Même réussite pour la soirée suivante (Michael-Joseph Haydn, Joseph Werner) offrant une formation, un chœur et des solistes de haut niveau, notamment la soprane Katalin Szutrély. Et ici encore avec une découverte: la Missa Divini Amoris de Werner. Un programme bien fourni, jugeons-en: De Werner, outre sa Messe, introduction aux oratorios Saul et David et Adam, Salve Regina en ré mineur, Regina coeli en do majeur et un Offertoire en style madrigal Cana Domini. De Joseph Haydn Offertoire Non nobis domine, Ave Regina coelorun. De son frère Michael, enfin, Offertoire Quicumque. Le chef Vashegyi nous proposant ainsi une large palette reflétant la vie musicale en Hongrie sur la seconde moitié du XVIIIe siècle. Initiative apparemment fort appréciée du public. Pour marquer la fin du concert, c’est la Missa Divini Amoris qui aura constitué le clou de la soirée. Une œuvre accomplie où le compositeur fait la part belle aux deux sopranes, qui interviennent quasi constamment en duo en alternance avec le chœur et les autres solistes. Deux sopranes, Katalin Szutrély et Ágnes Kovács aux voix idéalement complémentaires, en parfaite symbiose.

Pour clore la série, nous était proposée une soirée exclusivement consacrée à des œuvres du compositeur français d’origine belge Henry Du Mont.
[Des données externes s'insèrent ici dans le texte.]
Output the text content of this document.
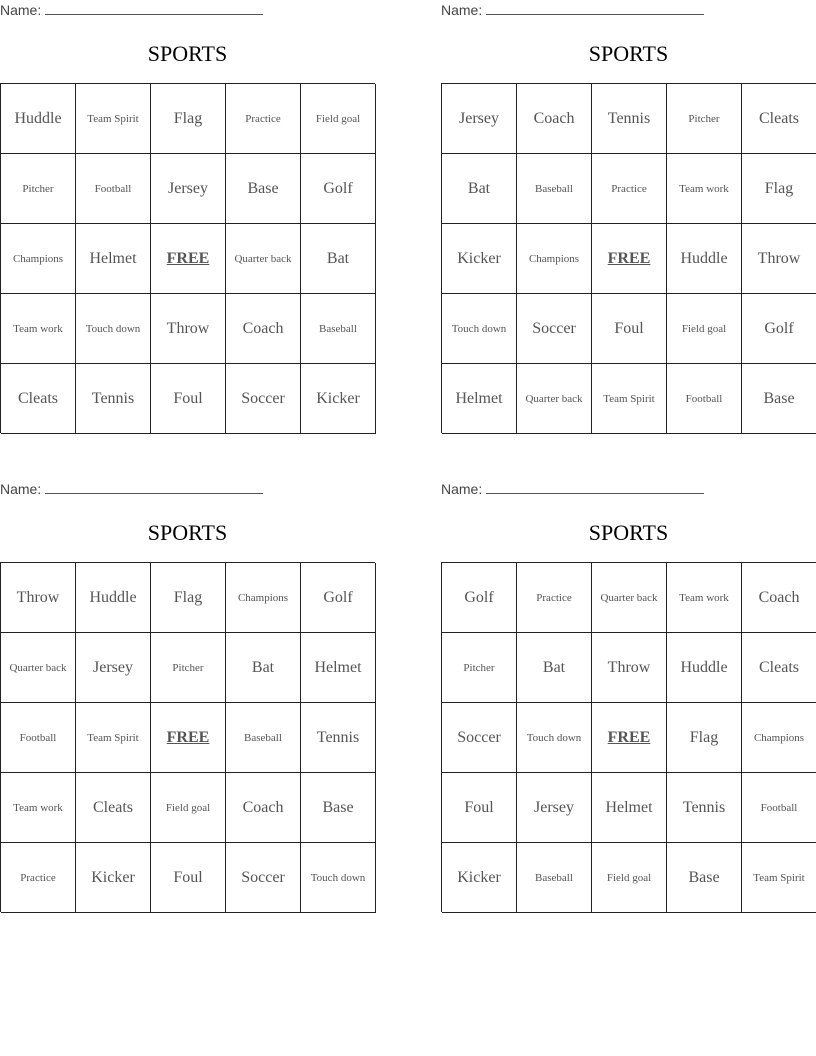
Name:
SPORTS
Huddle	Team Spirit	Flag	Practice	Field goal
Pitcher	Football	Jersey	Base	Golf
Champions	Helmet	FREE	Quarter back	Bat
Team work	Touch down	Throw	Coach	Baseball
Cleats	Tennis	Foul	Soccer	Kicker
Name:
SPORTS
Jersey	Coach	Tennis	Pitcher	Cleats
Bat	Baseball	Practice	Team work	Flag
Kicker	Champions	FREE	Huddle	Throw
Touch down	Soccer	Foul	Field goal	Golf
Helmet	Quarter back	Team Spirit	Football	Base
Name:
SPORTS
Throw	Huddle	Flag	Champions	Golf
Quarter back	Jersey	Pitcher	Bat	Helmet
Football	Team Spirit	FREE	Baseball	Tennis
Team work	Cleats	Field goal	Coach	Base
Practice	Kicker	Foul	Soccer	Touch down
Name:
SPORTS
Golf	Practice	Quarter back	Team work	Coach
Pitcher	Bat	Throw	Huddle	Cleats
Soccer	Touch down	FREE	Flag	Champions
Foul	Jersey	Helmet	Tennis	Football
Kicker	Baseball	Field goal	Base	Team Spirit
Encore insuffisamment reconnu de nos jours, Henry Du Mont jouit en son temps d’une grande renommée, reconnu aux côtés de Lully comme une figure majeure à la cour de Louis XIV. Maître de musique de la Reine et Sous-maître de Chapelle du Roi, Henry Du Mont nous a laissé une production abondante, principalement (mais pas uniquement) dédiée à la musique religieuse. Ce qu’en dit la critique: „Son œuvre fait preuve d’une grande science du contrepoint et d’une remarquable modernité” (wikipédia). Les pièces inscrites au programme, „petits et grands” motets, duos. Un concert qui se démarquait des deux précédents nous ramenant un siècle en arrière pour une ambiance à la fois plus recueillie mais en même temps non dépourvue d’une certaine solennité par les interventions du chœur. Du Mont, un compositeur que l’on compare parfois à Dietrich Bruxtehude (en „version française”), un style qui, sous certains aspects, annoncerait de loin un Marc Antoine Charpentier ou encore un Mondonville. Quoi qu’il en soit, le concert - se clôturant sur un splendide Magnificat - qui nous a été proposé ce soir nous a largement convaincus. Concert admirablement servi tant par le chœur, les solistes et l’orchestre, mais c’est surtout le chœur, par ses interventions, qui nous a impressionnés.

Pour conclure: avec ces manifestations, la preuve nous est une fois de plus donnée, si besoin en était, que la place de Budapest figure aujourd’hui parmi les principaux centres de la vie musicale en Europe, tant par le nombre et la diversité, que par la qualité des programmations qui y sont proposées.